Thorax. 1996 Sep;51(9):936-40. doi: 10.1136/thx.51.9.936.
Cystic fibrosis is an inherited condition with a high mortality and morbidity. The aims of this study were to assess quality of life in a population of adults with cystic fibrosis, to compare quality of life with published scores from a healthy population and other patient groups, and to examine the relation between quality of life and other measured clinical variables.
Patients over 16 years of age attending an adult cystic fibrosis outpatient clinic were surveyed at a time when they were clinically stable. A self-complete questionnaire was administered which comprised the Nottingham Health Profile (NHP) together with six additional questions related to cystic fibrosis.
Completed questionnaires were obtained from 240 subjects (100 women) of median age 26 years (range 16-56). Mean (SD) forced expiratory volume in one second (FEV1) was 49 (26)% predicted, forced vital capacity (FVC) was 68 (26)% predicted, and the FEV1:FVC ratio was 59 (16)%. In this cross sectional study different patterns of perceived quality of life were seen in men and women. In part 1 of the NHP there was an age related trend compared with norms in men, with more distress/disability in the dimensions of emotion, sleep, and social isolation in the older age groups. In women there was no age related trend in the degree of distress/disability compared with norms. The mean score was different from norms in the dimensions of pain, emotion and sleep. For the patients with cystic fibrosis as a whole the scores in part 1 were comparable with published scores of patients with minor non-acute conditions. Scores in part 2 of the NHP for men were different from norms in six of the seven areas of daily living (all except home life). For women the scores were different from norms in the areas of looking after the home, social life, hobbies, and holidays. There were correlations between several of the quality of life dimensions and other measured variables such as FEV1, breathlessness score, and the time spent on home treatment.

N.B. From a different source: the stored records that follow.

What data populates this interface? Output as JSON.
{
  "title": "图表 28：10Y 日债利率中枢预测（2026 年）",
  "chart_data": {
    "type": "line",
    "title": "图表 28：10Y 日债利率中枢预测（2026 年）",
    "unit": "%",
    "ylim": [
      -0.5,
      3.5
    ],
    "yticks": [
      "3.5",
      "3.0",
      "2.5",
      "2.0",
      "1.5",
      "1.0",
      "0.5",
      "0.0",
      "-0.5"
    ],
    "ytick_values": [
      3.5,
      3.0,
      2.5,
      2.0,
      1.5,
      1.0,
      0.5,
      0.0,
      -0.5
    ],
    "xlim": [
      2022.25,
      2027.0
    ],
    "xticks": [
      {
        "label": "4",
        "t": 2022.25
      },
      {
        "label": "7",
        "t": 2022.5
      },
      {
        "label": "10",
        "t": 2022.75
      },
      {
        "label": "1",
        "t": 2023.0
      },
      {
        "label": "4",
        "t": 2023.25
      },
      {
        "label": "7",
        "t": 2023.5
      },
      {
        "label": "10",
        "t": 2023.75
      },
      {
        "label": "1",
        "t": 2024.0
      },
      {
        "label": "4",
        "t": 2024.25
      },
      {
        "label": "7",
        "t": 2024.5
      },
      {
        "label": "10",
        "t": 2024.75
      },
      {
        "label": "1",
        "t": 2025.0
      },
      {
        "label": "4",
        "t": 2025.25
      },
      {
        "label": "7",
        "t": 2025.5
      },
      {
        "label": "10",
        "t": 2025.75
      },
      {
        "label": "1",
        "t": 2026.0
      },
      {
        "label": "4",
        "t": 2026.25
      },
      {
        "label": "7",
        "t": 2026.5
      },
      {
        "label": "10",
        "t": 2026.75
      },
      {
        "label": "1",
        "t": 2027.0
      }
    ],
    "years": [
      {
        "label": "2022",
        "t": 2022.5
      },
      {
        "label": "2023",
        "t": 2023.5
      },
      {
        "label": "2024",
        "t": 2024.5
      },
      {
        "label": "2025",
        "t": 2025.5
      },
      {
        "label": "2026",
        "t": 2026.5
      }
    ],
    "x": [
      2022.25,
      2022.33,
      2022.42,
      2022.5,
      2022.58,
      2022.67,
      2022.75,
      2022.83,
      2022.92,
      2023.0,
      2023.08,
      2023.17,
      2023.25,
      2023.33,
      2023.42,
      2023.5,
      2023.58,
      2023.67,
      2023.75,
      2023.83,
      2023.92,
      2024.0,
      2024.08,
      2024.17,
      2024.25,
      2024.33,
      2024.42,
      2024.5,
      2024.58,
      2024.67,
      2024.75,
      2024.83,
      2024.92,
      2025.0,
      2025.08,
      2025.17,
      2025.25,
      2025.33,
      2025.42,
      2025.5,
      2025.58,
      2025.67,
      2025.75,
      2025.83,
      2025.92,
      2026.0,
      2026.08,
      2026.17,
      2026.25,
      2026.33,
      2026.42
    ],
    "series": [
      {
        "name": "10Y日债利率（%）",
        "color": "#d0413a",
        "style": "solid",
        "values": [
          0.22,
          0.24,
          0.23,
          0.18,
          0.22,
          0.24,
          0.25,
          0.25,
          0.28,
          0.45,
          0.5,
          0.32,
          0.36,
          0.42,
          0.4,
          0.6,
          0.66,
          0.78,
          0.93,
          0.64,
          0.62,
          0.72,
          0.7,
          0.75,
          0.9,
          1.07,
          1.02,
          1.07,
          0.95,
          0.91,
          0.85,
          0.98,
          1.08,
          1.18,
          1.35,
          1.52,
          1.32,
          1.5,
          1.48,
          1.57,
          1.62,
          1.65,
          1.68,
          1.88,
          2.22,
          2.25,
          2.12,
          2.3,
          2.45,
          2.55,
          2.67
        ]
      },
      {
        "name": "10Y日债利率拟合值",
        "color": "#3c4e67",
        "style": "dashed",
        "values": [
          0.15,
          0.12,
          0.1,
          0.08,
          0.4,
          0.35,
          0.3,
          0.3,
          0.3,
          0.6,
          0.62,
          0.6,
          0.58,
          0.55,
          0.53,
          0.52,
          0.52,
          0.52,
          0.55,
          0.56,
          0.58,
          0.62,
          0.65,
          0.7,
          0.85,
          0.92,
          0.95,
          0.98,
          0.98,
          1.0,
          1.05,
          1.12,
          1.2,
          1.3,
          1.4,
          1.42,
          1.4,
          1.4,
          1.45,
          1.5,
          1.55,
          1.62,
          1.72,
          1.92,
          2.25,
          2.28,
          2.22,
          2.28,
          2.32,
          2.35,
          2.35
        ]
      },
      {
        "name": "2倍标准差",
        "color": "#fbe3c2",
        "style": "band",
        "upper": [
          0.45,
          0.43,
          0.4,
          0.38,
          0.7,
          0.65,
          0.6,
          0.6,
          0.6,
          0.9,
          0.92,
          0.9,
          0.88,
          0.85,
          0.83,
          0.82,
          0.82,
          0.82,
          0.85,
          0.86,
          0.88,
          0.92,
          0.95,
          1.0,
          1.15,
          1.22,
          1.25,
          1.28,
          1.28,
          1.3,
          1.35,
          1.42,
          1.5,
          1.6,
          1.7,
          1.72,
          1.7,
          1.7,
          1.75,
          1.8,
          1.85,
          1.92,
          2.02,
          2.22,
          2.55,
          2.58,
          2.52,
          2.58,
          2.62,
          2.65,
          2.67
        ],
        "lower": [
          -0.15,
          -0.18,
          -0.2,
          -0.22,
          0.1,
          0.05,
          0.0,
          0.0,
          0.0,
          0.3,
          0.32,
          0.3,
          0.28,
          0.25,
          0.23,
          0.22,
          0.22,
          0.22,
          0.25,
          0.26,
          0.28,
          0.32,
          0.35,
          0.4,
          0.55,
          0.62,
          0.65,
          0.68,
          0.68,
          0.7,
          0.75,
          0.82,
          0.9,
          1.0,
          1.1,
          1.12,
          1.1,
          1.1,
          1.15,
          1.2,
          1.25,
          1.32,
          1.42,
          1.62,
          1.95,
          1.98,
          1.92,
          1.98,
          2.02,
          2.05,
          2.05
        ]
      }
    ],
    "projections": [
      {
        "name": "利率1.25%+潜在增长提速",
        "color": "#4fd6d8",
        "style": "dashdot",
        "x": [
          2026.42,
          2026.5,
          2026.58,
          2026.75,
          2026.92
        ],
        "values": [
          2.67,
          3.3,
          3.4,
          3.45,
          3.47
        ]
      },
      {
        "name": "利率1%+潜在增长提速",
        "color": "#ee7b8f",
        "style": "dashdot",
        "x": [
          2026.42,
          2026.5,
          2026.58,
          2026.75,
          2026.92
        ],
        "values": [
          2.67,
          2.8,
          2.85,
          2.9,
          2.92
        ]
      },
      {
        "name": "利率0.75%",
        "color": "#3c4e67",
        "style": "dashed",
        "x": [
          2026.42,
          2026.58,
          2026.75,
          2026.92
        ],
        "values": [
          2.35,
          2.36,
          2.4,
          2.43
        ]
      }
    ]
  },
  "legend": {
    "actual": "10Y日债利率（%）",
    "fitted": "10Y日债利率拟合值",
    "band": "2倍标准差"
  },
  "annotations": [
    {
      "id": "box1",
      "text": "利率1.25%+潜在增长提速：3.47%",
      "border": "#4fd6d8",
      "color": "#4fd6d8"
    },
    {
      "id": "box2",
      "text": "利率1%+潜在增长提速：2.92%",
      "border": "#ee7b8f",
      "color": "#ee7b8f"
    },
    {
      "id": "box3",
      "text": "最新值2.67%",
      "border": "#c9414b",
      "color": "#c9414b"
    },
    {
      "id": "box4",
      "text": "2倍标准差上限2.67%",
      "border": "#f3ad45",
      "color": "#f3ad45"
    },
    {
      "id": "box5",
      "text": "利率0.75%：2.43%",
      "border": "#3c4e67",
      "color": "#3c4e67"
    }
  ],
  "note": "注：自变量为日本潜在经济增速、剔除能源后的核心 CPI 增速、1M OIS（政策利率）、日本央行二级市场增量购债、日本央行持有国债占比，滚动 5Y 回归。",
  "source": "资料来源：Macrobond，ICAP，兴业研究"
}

Men and women with cystic fibrosis have different patterns of perceived quality of life, and there is an age related trend of perceived quality of life in men in some dimensions. Quality of life scores in this group, as assessed by the NHP, are similar to those reported in subjects with minor non-acute conditions.

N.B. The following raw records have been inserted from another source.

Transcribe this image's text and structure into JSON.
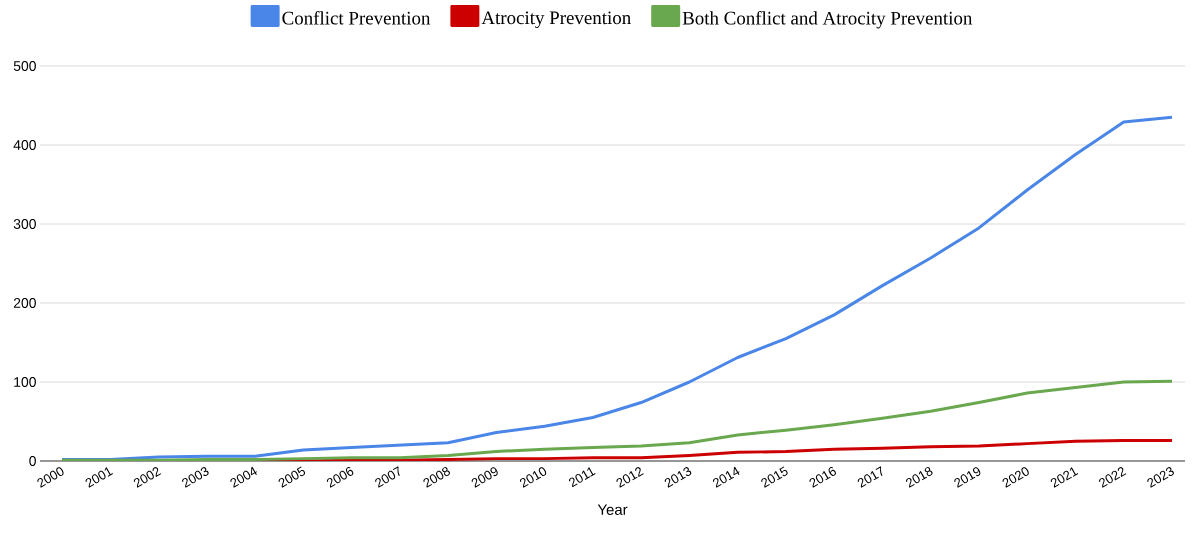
{
  "chart_data": {
    "type": "line",
    "xlabel": "Year",
    "categories": [
      "2000",
      "2001",
      "2002",
      "2003",
      "2004",
      "2005",
      "2006",
      "2007",
      "2008",
      "2009",
      "2010",
      "2011",
      "2012",
      "2013",
      "2014",
      "2015",
      "2016",
      "2017",
      "2018",
      "2019",
      "2020",
      "2021",
      "2022",
      "2023"
    ],
    "series": [
      {
        "name": "Conflict Prevention",
        "color": "#4a86e8",
        "values": [
          2,
          2,
          5,
          6,
          6,
          14,
          17,
          20,
          23,
          36,
          44,
          55,
          74,
          100,
          131,
          155,
          185,
          222,
          257,
          295,
          343,
          388,
          429,
          435
        ]
      },
      {
        "name": "Atrocity Prevention",
        "color": "#cc0000",
        "values": [
          null,
          null,
          null,
          null,
          0,
          0,
          1,
          1,
          2,
          3,
          3,
          4,
          4,
          7,
          11,
          12,
          15,
          16,
          18,
          19,
          22,
          25,
          26,
          26
        ]
      },
      {
        "name": "Both Conflict and Atrocity Prevention",
        "color": "#6aa84f",
        "values": [
          1,
          1,
          1,
          2,
          2,
          3,
          4,
          4,
          7,
          12,
          15,
          17,
          19,
          23,
          33,
          39,
          46,
          54,
          63,
          74,
          86,
          93,
          100,
          101
        ]
      }
    ],
    "ylim": [
      0,
      500
    ],
    "yticks": [
      0,
      100,
      200,
      300,
      400,
      500
    ],
    "grid": "y",
    "legend": "top"
  }
}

囊性纤维化是一种遗传性疾病,死亡率和发病率都很高。本研究的目的是评估成年囊性纤维化患者群体的生活质量,将其生活质量与健康人群及其他患者群体已公布的评分进行比较,并研究生活质量与其他测量的临床变量之间的关系。
对就诊于成人囊性纤维化门诊的16岁以上患者在临床稳定时进行调查。发放一份自我填写的问卷,其中包括诺丁汉健康量表(NHP)以及六个与囊性纤维化相关的附加问题。

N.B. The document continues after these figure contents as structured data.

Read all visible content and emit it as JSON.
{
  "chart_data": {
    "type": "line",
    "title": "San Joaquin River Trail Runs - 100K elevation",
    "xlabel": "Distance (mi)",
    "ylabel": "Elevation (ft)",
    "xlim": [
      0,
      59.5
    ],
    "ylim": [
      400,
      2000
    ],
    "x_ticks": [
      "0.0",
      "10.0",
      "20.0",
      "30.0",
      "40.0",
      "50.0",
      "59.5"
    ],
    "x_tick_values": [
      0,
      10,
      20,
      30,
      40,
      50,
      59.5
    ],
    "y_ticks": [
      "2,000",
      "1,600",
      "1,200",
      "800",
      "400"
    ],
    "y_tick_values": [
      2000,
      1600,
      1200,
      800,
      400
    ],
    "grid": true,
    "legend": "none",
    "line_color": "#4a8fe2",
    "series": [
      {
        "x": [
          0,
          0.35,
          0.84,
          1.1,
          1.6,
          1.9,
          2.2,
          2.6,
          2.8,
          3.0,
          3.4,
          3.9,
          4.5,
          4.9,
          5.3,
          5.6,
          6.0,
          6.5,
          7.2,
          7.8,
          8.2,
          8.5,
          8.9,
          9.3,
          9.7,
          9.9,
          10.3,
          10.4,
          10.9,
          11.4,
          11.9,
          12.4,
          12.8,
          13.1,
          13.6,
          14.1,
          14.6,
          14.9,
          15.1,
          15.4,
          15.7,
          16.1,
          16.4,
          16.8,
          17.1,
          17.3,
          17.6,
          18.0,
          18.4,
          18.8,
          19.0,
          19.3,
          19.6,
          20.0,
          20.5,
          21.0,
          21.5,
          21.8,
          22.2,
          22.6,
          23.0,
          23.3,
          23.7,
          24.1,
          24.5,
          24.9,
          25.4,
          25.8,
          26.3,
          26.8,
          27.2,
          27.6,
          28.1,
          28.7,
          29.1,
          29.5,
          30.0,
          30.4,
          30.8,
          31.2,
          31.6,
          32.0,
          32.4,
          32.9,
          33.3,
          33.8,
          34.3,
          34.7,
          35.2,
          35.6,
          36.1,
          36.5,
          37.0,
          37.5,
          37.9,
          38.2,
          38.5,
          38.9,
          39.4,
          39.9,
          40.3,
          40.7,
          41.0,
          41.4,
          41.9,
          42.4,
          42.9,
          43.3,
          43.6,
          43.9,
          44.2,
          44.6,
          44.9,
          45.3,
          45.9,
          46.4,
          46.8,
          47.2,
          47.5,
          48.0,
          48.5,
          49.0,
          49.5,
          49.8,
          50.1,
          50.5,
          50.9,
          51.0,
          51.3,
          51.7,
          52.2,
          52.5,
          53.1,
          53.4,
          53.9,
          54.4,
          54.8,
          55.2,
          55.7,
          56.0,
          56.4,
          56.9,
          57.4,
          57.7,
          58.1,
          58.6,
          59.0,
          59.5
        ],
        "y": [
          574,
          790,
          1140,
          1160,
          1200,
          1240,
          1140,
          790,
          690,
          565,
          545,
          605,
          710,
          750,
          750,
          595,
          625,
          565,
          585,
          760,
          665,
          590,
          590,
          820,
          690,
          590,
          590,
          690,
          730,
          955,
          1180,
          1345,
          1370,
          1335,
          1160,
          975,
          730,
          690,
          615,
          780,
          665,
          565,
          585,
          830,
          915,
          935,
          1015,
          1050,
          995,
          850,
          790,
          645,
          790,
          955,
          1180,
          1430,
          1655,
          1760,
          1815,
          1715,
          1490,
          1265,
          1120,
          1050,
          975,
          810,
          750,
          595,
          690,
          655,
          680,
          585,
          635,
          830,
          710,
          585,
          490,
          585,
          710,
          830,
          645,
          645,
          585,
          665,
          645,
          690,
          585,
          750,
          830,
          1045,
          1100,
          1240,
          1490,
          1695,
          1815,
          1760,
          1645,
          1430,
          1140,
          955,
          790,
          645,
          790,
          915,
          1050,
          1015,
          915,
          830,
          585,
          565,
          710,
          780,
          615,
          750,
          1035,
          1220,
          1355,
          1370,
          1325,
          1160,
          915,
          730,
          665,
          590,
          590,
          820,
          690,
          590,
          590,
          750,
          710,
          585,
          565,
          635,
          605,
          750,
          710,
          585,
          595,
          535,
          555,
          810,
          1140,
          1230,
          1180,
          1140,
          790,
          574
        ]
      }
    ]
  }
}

共获得240名受试者(100名女性)填写完整的问卷,中位年龄26岁(范围16 - 56岁)。一秒用力呼气量(FEV1)的平均(标准差)预计值为49(26)%,用力肺活量(FVC)为68(26)%,FEV1:FVC比值为59(16)%。在这项横断面研究中,男性和女性的生活质量感知模式不同。在NHP的第1部分,与男性的正常标准相比存在年龄相关趋势,年龄较大的组在情绪、睡眠和社会隔离维度上有更多的痛苦/残疾。与正常标准相比,女性在痛苦/残疾程度上没有年龄相关趋势。疼痛、情绪和睡眠维度的平均得分与正常标准不同。对于整个囊性纤维化患者群体,第1部分的得分与轻度非急性疾病患者已公布的得分相当。NHP第2部分中男性在七个日常生活领域中的六个领域(除家庭生活外)的得分与正常标准不同。女性在家庭照料、社交生活、爱好和假期领域的得分与正常标准不同。生活质量的几个维度与其他测量变量之间存在相关性,如FEV1、呼吸急促评分和家庭治疗时间。
囊性纤维化男性和女性的生活质量感知模式不同,男性在某些维度上的生活质量感知存在年龄相关趋势。通过NHP评估,该组的生活质量得分与轻度非急性疾病受试者报告的得分相似。